Por volta das onze e meia de segunda-feira, quando as luzes se apagaram, estava no ginásio que frequento.
Tendo terminado um treino de bicicleta, passei a um Pilates mais personalizado (penalizado que estou pela opção dos dirigentes da coisa de fornecerem uma versão rotineira de Pilates tipo "ginástica sénior" durante toda a semana). O apagão não me surpreendeu logo (já estou habituado, desde que vim para esta região, aos apagões da EDP/e-Redes), mas comecei a ficar inquieto ao perceber a sua dimensão: não era só esta região, era o país todo, era também Espanha...
A internet, no telemóvel, começou a ficar com interrupções, ao contrário das ligações telefónicas. Terminado o treino e verificada a impossibilidade de tomar banho, mesmo de água fria, e sem outras informações, decidi pôr de lado o que queria fazer e regressar a casa.
Pelo caminho, e depois já em casa (onde me resignei a um banho frio), consegui perceber pela rádio, nos carros, o que estava a acontecer. Mas, como toda a gente, não consegui perceber o motivo do gigantesco apagão.

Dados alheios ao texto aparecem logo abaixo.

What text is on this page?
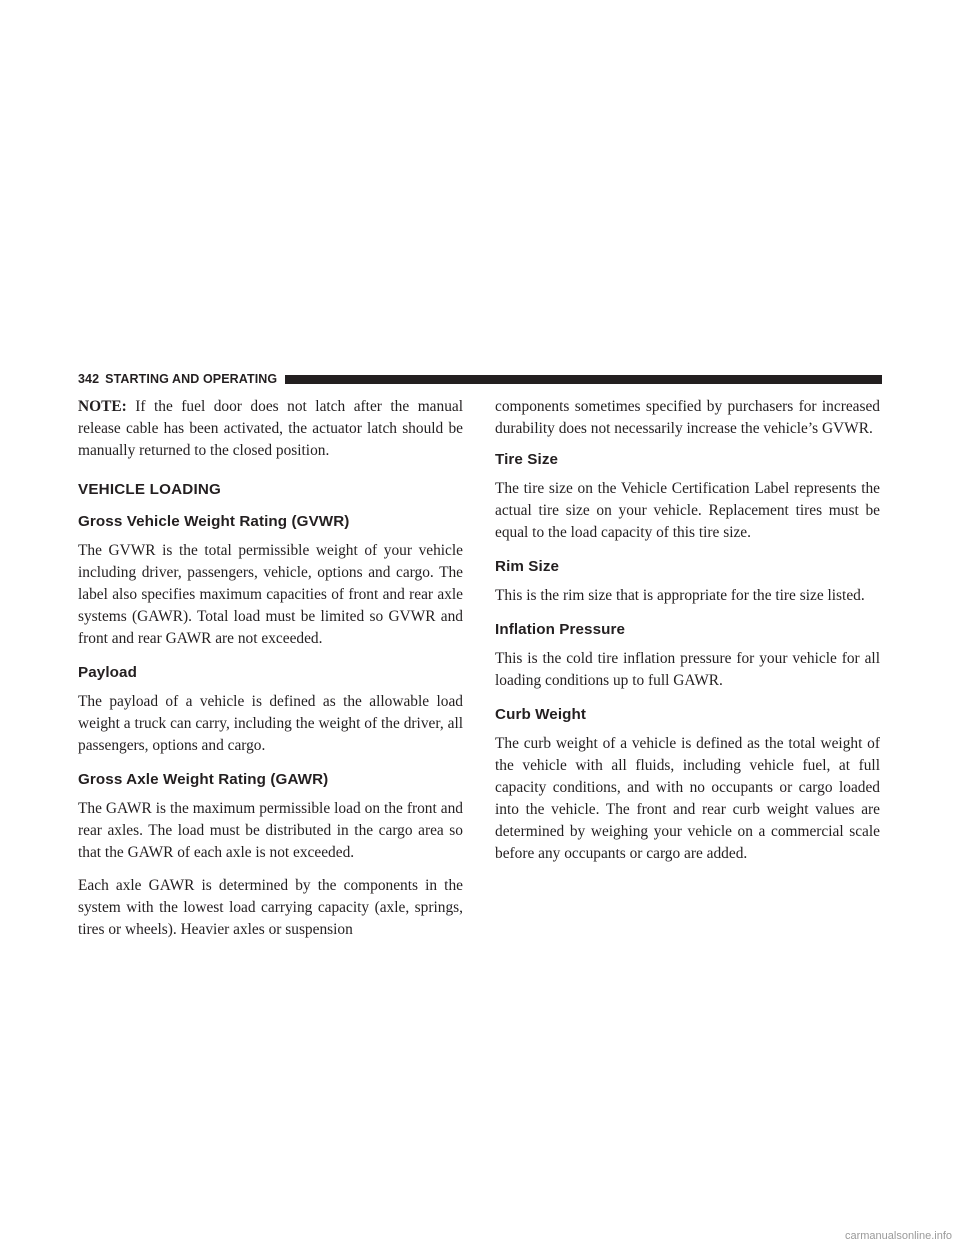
342 STARTING AND OPERATING

NOTE: If the fuel door does not latch after the manual release cable has been activated, the actuator latch should be manually returned to the closed position.

VEHICLE LOADING
Gross Vehicle Weight Rating (GVWR)

The GVWR is the total permissible weight of your vehicle including driver, passengers, vehicle, options and cargo. The label also specifies maximum capacities of front and rear axle systems (GAWR). Total load must be limited so GVWR and front and rear GAWR are not exceeded.

Payload

The payload of a vehicle is defined as the allowable load weight a truck can carry, including the weight of the driver, all passengers, options and cargo.

Gross Axle Weight Rating (GAWR)

The GAWR is the maximum permissible load on the front and rear axles. The load must be distributed in the cargo area so that the GAWR of each axle is not exceeded.

Each axle GAWR is determined by the components in the system with the lowest load carrying capacity (axle, springs, tires or wheels). Heavier axles or suspension

components sometimes specified by purchasers for increased durability does not necessarily increase the vehicle’s GVWR.

Tire Size

The tire size on the Vehicle Certification Label represents the actual tire size on your vehicle. Replacement tires must be equal to the load capacity of this tire size.

Rim Size

This is the rim size that is appropriate for the tire size listed.

Inflation Pressure

This is the cold tire inflation pressure for your vehicle for all loading conditions up to full GAWR.

Curb Weight

The curb weight of a vehicle is defined as the total weight of the vehicle with all fluids, including vehicle fuel, at full capacity conditions, and with no occupants or cargo loaded into the vehicle. The front and rear curb weight values are determined by weighing your vehicle on a commercial scale before any occupants or cargo are added.

carmanualsonline.info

Por entre as quebras, cada vez mais acentuadas, do serviço de internet, consegui aceder episodicamente a alguns sites da imprensa oficial. O Facebook ia funcionando, mas pouco mais dizia. Pelo rádio de um dos carros, que ficou no lado de dentro do portão, fui apanhando fragmentos de informação. E em todas estas fontes fui encontrando explicações... que não explicavam nada: um incêndio em instalações eléctricas espanholas, um "fenómeno extremo" meteorológico, ciberterrorismo (russo, claro), uma experiência concebida para mudar o comportamento social dos cidadãos. E criaturas, com postos e galões diversos, a acumularem maus presságios e perspectivas catastrofistas.
Sob a ameaça de passarmos a noite à escuras e já condenado à luz das velas, fui fazer o jantar no forno a lenha, apesar de ter fogão a gás, e jantámos no exterior, beneficiando até da temperatura mais amena do dia.
Por volta das 20h30 avistei uma luz fixa no conjunto urbano de Caldas da Rainha (que é visível de casa). Não quis acreditar que fosse uma luz eléctrica. Mas depois, pela janela da cozinha, a luz regressou. A normalidade foi depois restabelecida.
Este apagão não foi o mais longo de quantos aqui sofri, desde que me mudei para esta zona rural do Oeste. Mas foi o mais inquietante. A sua dimensão exigia um esclarecimento muito rápido sobre o que acontecia. Cinco dias depois, ainda não temos esse esclarecimento. E essa ausência de uma explicação talvez seja pior do que o próprio apagão. Estamos, realmente, no reino das trevas...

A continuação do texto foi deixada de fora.